We all know that DC is a transient down. Political staffers and government appointees come and go with changing administrations, others tire of the humidity, traffic, and cost of living, while still others feel that larger cities such as New York and Chicago offer more diverse experiences. Regardless of all this, one thing has been constant in D.C. over the last five years. A steady increase of New England (and in particular Red Sox) fans. There are bars that proclaim themselves to be "Red Sox" bars, hanging banners and offering specials during Red Sox games.
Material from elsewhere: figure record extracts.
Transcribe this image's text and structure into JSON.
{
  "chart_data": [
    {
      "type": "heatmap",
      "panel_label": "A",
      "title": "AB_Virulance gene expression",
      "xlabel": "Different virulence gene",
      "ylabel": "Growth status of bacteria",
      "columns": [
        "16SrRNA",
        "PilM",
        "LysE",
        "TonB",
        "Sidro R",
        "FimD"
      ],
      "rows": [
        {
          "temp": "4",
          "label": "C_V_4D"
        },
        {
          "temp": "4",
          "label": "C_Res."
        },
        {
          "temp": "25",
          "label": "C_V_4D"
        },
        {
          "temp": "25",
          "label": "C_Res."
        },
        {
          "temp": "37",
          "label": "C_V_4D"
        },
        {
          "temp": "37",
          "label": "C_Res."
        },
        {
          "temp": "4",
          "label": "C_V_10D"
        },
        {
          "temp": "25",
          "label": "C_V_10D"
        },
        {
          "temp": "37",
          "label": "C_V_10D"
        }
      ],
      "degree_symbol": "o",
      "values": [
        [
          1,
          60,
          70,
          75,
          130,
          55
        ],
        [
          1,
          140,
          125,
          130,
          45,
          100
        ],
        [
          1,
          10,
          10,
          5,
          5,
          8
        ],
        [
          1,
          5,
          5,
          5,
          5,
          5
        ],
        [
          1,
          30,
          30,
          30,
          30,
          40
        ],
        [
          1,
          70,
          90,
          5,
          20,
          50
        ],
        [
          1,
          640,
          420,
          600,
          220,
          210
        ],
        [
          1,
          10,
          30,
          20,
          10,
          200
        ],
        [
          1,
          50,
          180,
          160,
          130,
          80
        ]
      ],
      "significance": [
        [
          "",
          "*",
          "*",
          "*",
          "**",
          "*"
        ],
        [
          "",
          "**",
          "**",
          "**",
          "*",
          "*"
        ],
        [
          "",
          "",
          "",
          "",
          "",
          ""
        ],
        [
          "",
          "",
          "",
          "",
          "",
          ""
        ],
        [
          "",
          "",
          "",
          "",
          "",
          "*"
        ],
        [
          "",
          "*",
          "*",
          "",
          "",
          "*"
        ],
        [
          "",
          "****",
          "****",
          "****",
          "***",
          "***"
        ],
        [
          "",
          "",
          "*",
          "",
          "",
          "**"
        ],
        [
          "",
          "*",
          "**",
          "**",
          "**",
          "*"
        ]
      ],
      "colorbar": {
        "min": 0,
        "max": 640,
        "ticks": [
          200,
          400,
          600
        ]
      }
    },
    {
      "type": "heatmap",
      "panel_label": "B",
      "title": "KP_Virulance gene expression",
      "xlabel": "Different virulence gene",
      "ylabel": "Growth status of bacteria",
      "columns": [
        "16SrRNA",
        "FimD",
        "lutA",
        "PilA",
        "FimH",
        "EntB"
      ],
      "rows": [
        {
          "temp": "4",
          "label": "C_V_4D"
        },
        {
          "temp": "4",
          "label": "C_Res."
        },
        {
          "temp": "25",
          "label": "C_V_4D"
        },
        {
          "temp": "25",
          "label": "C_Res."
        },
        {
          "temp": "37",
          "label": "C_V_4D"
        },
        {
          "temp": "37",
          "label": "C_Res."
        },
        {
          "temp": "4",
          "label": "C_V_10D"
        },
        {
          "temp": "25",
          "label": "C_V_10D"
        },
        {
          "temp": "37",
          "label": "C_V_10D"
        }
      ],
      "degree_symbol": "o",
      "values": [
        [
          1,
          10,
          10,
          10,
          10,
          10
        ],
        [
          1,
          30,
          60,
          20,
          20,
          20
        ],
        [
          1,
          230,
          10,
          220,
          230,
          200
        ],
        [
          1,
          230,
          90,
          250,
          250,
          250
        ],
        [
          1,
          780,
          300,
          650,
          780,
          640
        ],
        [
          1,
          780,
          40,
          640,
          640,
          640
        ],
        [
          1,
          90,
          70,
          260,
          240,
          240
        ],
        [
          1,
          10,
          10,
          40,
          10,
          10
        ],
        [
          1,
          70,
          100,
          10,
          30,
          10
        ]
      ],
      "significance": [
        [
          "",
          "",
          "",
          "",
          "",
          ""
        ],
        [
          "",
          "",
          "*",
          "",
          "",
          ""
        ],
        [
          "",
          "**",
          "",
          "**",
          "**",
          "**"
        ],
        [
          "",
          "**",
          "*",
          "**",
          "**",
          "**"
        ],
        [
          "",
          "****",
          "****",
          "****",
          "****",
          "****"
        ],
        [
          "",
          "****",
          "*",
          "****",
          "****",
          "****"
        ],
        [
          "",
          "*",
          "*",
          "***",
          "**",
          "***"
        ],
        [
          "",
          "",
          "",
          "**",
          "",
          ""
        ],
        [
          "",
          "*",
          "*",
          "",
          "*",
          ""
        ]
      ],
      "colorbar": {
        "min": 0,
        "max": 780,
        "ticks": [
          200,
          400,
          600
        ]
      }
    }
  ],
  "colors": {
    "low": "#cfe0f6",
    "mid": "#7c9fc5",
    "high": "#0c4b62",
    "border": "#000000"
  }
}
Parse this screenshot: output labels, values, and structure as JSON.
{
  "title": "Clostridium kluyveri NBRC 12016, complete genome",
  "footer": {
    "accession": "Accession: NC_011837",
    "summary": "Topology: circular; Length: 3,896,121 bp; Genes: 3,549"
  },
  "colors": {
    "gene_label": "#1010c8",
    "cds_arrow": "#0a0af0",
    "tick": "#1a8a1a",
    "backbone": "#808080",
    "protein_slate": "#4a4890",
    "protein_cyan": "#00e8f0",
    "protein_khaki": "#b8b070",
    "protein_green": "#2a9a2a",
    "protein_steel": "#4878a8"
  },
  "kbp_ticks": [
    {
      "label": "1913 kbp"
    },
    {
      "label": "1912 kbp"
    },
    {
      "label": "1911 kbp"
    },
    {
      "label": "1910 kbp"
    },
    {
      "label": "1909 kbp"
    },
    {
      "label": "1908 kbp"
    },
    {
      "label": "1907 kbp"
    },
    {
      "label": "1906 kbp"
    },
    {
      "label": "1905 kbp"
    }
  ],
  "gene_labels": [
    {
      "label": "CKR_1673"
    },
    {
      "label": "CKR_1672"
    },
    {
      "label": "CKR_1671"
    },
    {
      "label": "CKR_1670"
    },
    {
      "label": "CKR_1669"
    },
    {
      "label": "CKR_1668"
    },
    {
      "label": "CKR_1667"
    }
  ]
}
Not a day goes by that you don't see someone on the Metro or the streets of D.C. wearing some sort of Red Sox garb.

The only thing I can think of to explain this is that there is a general view that being a Red Sox fan is cool, even if you aren't really a fan. We all know that there are plenty of tools in D.C., and at my latest estimation, roughly 97% of said tools are Red Sox "fans". Were they there for the many years that the Red Sox were terrible? Probably not. Do they remember anything prior to 2004, when the BoSox came back from a 3 game deficit to beat the Yankees? Nope. If you asked 10 D.C. area fans who their favorite all time BoSox player was, I'm guessing the responses would go like this: Papelbohn, Pedroia, Ortiz, Youklis, Youklis, Ortiz, Pedroia, Beckett, Ortiz, Lowell). Ted Williams? Carlton Fisk? Jim Rice, Johnny Pesky? Carl Yastremski? Anyone heard of them?

While I rest my case on die hard fans who have suffered in the bad times and celebrated during the good, I guarantee that had you been at Nats park this week, the majority of so-called "Red Sox nation" knows little of what happened with "their team" prior to the year 2000. Could they name anybody else on those late 1980's Red Sox teams besides Jim Rice, Roger Clemens, and Wade Boggs and Mike Greenwell? It would be an interesting experiment to try sometime.

My thought is that the majority of DC's "red sox nation" consists of girls who think a pink red sox hat looks cute and guys who like sporting a warn BoSox baseball cap while drinking at an Irish bar because its cool to do so. Lets just be thankful that the closest the Red Sox will get to D.C. over the next several years is Baltimore, and even that seems dangerously too close in my mind.